Leigh trabalha com informações estritamente segregadas, e
aos atores é informado apenas
o que seus personagens fazem
-e nada mais.
Na preparação de "O Segredo
de Vera Drake", a cena que culmina na detenção da protagonista emergiu de uma sessão de
improviso de dez horas de duração, no final da qual os atores
que interpretavam a família
Drake foram surpreendidos pela chegada de novos atores interpretando policiais.
Não que o interesse de Leigh
seja traumatizar seus elencos.
"As pessoas que não têm senso
de humor não conseguem fazer
esse trabalho.
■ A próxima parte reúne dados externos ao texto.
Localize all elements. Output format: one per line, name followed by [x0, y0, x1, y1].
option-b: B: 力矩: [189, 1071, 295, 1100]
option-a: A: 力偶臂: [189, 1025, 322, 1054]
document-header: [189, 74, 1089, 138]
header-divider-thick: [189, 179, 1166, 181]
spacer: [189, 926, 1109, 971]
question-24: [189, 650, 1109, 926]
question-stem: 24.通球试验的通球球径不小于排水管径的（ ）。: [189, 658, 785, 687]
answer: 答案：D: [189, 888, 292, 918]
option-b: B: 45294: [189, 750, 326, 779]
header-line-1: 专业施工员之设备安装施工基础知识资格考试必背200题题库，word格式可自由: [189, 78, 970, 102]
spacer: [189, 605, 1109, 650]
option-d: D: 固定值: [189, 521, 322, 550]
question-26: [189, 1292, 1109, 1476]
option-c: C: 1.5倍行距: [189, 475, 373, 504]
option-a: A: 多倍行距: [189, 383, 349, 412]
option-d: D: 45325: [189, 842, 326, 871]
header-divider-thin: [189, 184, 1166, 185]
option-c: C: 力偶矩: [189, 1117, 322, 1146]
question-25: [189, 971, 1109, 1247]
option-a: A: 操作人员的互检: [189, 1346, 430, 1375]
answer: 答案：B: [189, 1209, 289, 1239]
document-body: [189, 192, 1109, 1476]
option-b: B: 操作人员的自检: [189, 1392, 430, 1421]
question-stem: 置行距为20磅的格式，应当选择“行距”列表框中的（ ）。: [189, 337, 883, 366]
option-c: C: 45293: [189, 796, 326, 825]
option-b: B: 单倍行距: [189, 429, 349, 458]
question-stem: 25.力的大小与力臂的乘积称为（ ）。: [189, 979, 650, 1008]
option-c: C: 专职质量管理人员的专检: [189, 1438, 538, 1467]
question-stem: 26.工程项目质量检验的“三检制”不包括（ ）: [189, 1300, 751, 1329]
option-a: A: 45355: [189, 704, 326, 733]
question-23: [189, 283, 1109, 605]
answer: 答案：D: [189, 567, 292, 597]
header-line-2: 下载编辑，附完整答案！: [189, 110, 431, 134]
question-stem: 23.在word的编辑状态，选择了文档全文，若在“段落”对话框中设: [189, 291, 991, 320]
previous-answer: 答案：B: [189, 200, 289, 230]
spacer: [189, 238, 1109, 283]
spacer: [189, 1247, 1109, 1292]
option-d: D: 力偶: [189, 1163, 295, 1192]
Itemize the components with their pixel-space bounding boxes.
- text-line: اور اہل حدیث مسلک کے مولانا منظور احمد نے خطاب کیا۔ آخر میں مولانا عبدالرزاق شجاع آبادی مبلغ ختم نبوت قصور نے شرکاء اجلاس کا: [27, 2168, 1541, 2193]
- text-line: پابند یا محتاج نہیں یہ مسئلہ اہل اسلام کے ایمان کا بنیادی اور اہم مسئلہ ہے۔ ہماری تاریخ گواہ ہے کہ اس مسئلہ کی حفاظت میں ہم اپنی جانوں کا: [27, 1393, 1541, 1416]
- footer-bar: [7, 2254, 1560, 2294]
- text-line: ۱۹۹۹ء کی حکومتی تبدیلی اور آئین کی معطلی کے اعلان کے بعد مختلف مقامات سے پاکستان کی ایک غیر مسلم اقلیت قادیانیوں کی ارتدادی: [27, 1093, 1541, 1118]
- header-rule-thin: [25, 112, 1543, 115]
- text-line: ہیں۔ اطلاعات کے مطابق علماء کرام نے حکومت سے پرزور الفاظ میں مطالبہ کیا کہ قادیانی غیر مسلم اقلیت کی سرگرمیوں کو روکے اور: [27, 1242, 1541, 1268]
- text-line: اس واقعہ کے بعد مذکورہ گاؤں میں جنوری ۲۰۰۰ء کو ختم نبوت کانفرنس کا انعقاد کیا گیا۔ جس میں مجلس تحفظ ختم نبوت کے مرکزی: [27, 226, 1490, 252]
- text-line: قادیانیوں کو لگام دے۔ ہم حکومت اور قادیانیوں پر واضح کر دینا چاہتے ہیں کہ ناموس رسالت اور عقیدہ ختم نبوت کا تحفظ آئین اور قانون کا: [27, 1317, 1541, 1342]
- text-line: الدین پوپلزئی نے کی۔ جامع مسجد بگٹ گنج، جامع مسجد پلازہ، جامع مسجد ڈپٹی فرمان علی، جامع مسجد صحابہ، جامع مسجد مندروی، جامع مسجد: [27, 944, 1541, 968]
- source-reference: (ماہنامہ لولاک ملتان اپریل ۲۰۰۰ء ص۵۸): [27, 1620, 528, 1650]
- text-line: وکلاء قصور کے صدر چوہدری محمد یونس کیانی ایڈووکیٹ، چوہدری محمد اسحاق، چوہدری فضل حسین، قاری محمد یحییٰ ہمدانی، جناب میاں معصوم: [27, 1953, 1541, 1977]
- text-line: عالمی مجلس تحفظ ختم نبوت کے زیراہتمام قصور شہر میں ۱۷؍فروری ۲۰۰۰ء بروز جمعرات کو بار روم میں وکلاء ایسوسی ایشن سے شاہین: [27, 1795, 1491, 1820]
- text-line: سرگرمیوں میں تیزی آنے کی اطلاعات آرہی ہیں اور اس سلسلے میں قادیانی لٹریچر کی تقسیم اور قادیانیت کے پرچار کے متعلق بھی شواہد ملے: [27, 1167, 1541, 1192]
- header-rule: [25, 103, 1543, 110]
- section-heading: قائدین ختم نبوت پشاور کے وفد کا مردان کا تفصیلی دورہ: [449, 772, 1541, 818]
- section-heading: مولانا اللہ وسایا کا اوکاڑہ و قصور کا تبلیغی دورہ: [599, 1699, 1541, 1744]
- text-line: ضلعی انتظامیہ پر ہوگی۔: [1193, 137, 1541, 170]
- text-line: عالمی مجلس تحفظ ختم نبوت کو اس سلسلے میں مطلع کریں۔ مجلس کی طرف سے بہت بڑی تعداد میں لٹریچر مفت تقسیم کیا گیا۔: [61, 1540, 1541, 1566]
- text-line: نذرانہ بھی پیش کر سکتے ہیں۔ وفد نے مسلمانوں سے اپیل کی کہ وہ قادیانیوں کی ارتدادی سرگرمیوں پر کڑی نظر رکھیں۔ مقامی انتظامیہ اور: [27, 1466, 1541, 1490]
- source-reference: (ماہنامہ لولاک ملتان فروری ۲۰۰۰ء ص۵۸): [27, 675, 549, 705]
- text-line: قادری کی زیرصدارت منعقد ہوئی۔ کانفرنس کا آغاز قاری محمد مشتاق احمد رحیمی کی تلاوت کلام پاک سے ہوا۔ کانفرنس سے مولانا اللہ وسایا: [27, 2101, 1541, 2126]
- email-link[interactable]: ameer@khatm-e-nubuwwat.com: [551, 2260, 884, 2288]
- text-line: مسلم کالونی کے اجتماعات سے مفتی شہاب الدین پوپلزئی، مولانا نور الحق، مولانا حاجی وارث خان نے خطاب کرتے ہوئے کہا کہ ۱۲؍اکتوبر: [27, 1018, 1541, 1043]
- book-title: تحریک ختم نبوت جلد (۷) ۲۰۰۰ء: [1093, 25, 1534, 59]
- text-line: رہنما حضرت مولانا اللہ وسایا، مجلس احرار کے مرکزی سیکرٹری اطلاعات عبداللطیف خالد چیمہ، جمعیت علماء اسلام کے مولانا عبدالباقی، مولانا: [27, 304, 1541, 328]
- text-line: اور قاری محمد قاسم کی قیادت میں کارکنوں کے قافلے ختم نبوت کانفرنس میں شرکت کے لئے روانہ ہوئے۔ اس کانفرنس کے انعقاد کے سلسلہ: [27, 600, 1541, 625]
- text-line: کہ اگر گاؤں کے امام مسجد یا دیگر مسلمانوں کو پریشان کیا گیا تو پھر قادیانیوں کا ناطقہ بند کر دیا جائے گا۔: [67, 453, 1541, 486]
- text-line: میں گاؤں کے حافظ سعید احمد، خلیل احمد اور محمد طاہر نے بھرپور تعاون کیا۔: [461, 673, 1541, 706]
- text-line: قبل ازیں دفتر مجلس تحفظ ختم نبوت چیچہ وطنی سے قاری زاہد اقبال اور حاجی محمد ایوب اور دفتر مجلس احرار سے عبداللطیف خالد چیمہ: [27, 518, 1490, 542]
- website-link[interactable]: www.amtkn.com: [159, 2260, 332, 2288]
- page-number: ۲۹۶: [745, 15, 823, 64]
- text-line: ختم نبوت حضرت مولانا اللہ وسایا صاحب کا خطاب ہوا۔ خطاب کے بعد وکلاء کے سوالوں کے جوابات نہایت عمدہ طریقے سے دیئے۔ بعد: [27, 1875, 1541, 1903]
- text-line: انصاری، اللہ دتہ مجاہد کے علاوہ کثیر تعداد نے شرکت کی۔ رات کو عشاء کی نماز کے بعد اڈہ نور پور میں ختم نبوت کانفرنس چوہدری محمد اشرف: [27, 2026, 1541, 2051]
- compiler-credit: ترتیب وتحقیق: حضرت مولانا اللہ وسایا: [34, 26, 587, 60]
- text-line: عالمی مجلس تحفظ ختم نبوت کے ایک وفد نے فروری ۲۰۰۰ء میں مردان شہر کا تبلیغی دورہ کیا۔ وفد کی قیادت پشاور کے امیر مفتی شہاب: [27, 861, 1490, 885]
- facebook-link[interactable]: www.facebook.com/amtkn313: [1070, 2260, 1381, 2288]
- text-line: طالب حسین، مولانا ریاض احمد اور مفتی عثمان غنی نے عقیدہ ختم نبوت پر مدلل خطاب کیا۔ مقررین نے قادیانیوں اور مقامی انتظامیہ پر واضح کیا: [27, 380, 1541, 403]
Para mim, a idéia
é montar um grupo de pessoas
realmente capazes de trabalhar
juntas, e uma das necessidades
é que consigam gostar umas
das outras -mas sem sentimentalismo demais."
Mas esse processo certamente resulta em surpresas, quando os atores vêem o resultado
na tela? "Certamente. Todas as
vezes. Porque nunca sabem o
que o filme inteiro será antes
disso. Trata-se de uma das minhas coisas favoritas ao longo
do processo -eles assistem ao
filme em sessão fechada, e depois saímos juntos e nos embriagamos. É sempre uma completa revelação."
A íntegra deste texto saiu no "Independent".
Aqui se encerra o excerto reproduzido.